La vigilance du personnel pénitentiaire est également demandée pendant un séjour du détenu au quartier disciplinaire. Il est désormais interdit de placer un détenu nu au mitard, même en lui laissant des sous-vêtements en fibres non-tissées, fût-il suicidaire. Il est également rappelé que la mise en prévention au quartier disciplinaire avant le passage en commission de discipline doit rester exceptionnelle. Le personnel pénitentiaire doit également être plus attentif pendant la nuit et le week-end. Il lui est rappelé de ne pas négliger la consignation dans les cahiers ou fiches d’observation des éléments d’information collectés au cours de son service. Enfin, un dialogue doit être immédiatement établi avec les auteurs d’actes auto-agressifs (automutilation, tentative de suicide…).
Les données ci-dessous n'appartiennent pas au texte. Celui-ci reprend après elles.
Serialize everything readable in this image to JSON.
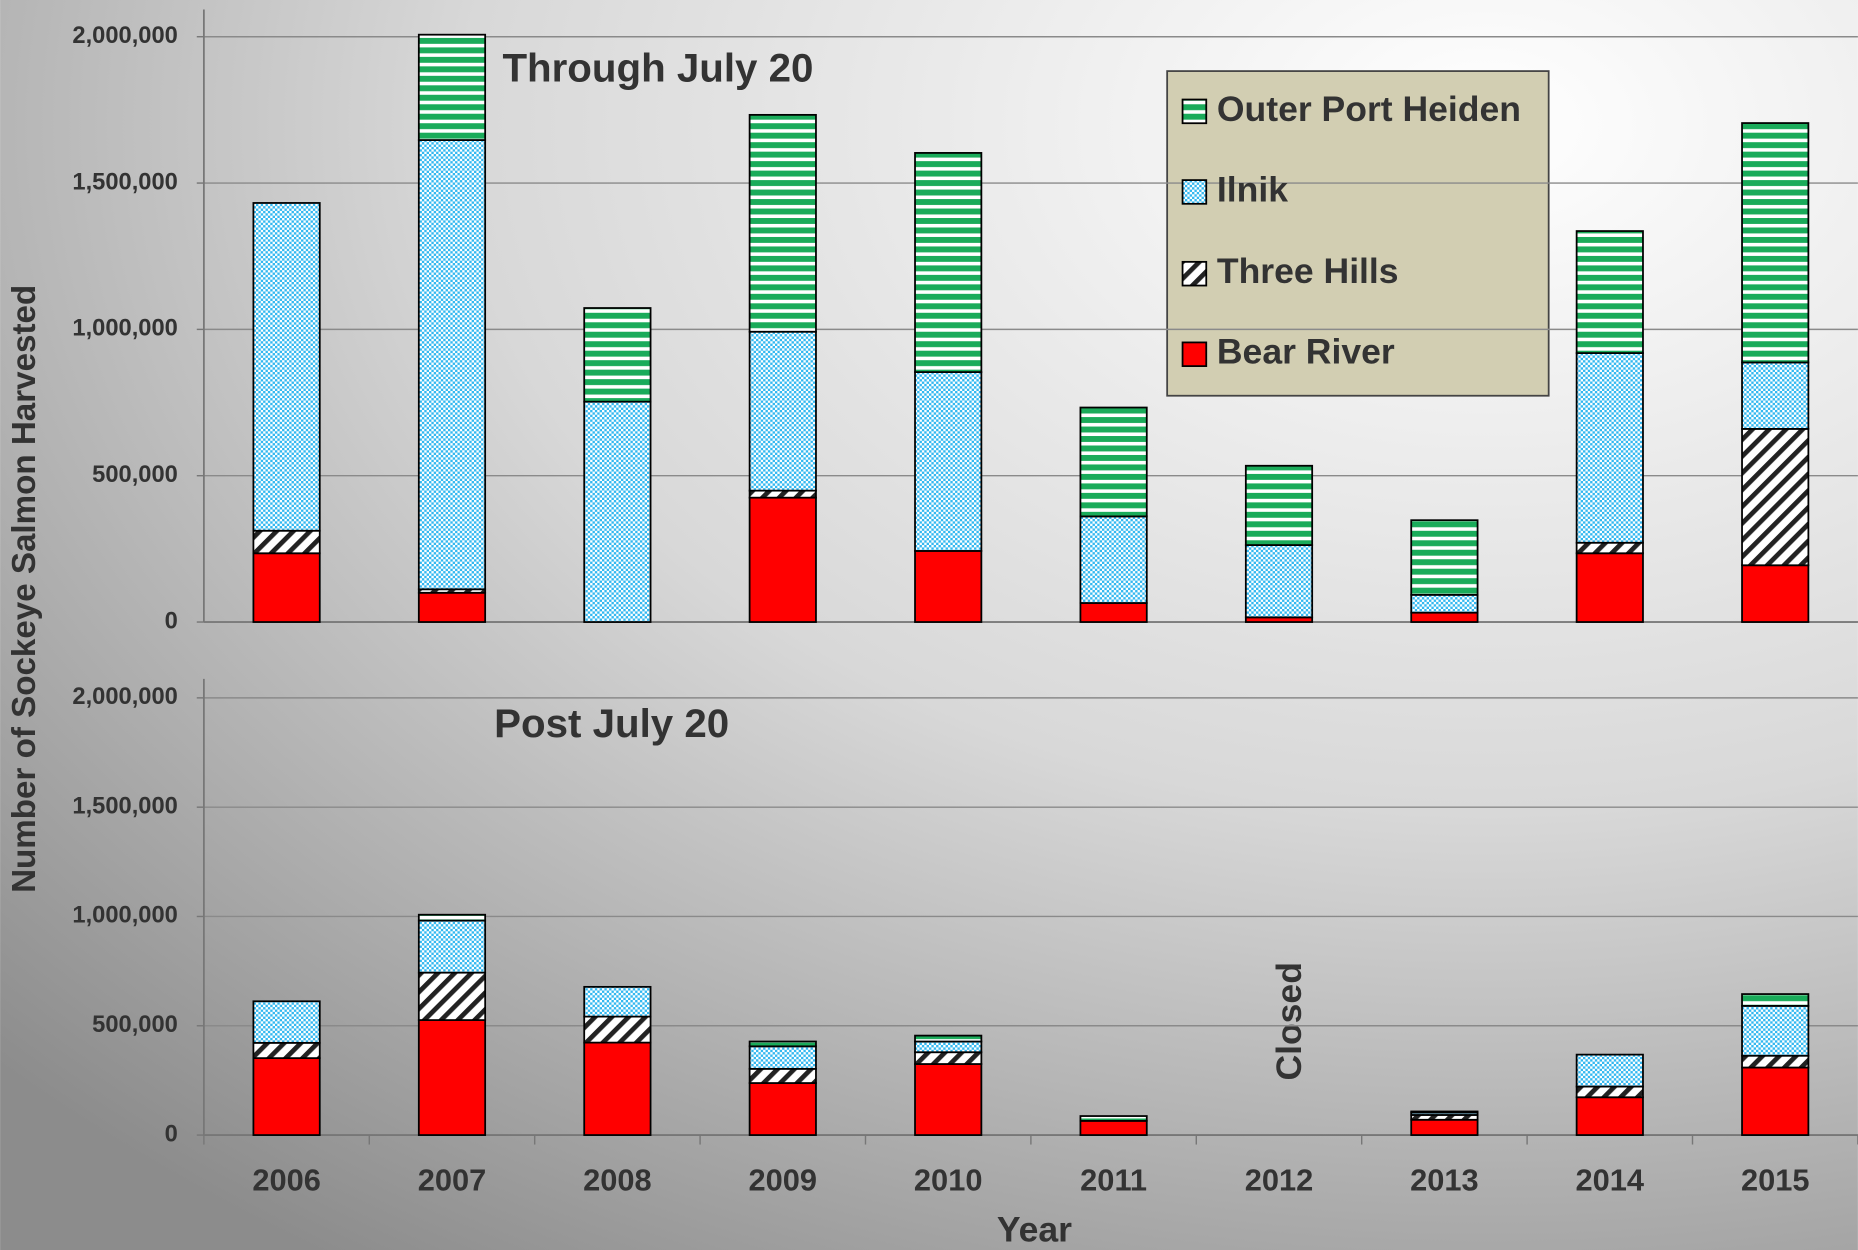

Ils doivent rencontrer le directeur ou son délégué, des membres des services médicaux et socio-éducatifs les plus rapidement possibles.

Articles D.61, D.250-3, D.270, D.272, D.285, D.359, D.423, D.464 du Code de procédure pénale, circulaire JUSE9840034C du 29 mai 1998 sur la prévention des suicides


Que doit faire un chef d’établissement suite à un suicide à l’égard des codétenus et du personnel de surveillance ?

En principe, le choc que constitue pour un détenu le suicide de son codétenu doit être pris en charge. Le détenu doit être signalé systématiquement au responsable de l’équipe médicale et aux travailleurs sociaux afin qu’un suivi soit engagé. En pratique, il arrive souvent que le codétenu soit simplement changé de cellule ou transféré dans une autre prison.

À l’intention des personnels qui le souhaitent, le directeur régional des services pénitentiaires doit organiser dans chaque prison où a eu lieu une tentative de suicide ou un suicide un e ou plusieurs séances de parole sous la direction d’un psychologue. La première séance doit avoir lieu dans les jours qui suivent l’événement. Tout membre du personnel (pénitentiaire ou médical) doit pouvoir y participer.

Circulaire JUSE9840034C du 29 mai 1998 sur la prévention des suicides


Que se passe-t-il en cas de décès dont la cause est inconnue ou suspecte ?

En cas de suicide, mort violente ou si la cause du décès est inconnue ou suspecte, un officier de police judiciaire doit se rendre sans délai sur les lieux et procéder aux premières constatations. Le procureur de la République ou un officier de son choix se rend sur place s’il le juge nécessaire afin de déterminer les circonstances du décès. Il peut alors engager une information pour recherche des causes de la mort.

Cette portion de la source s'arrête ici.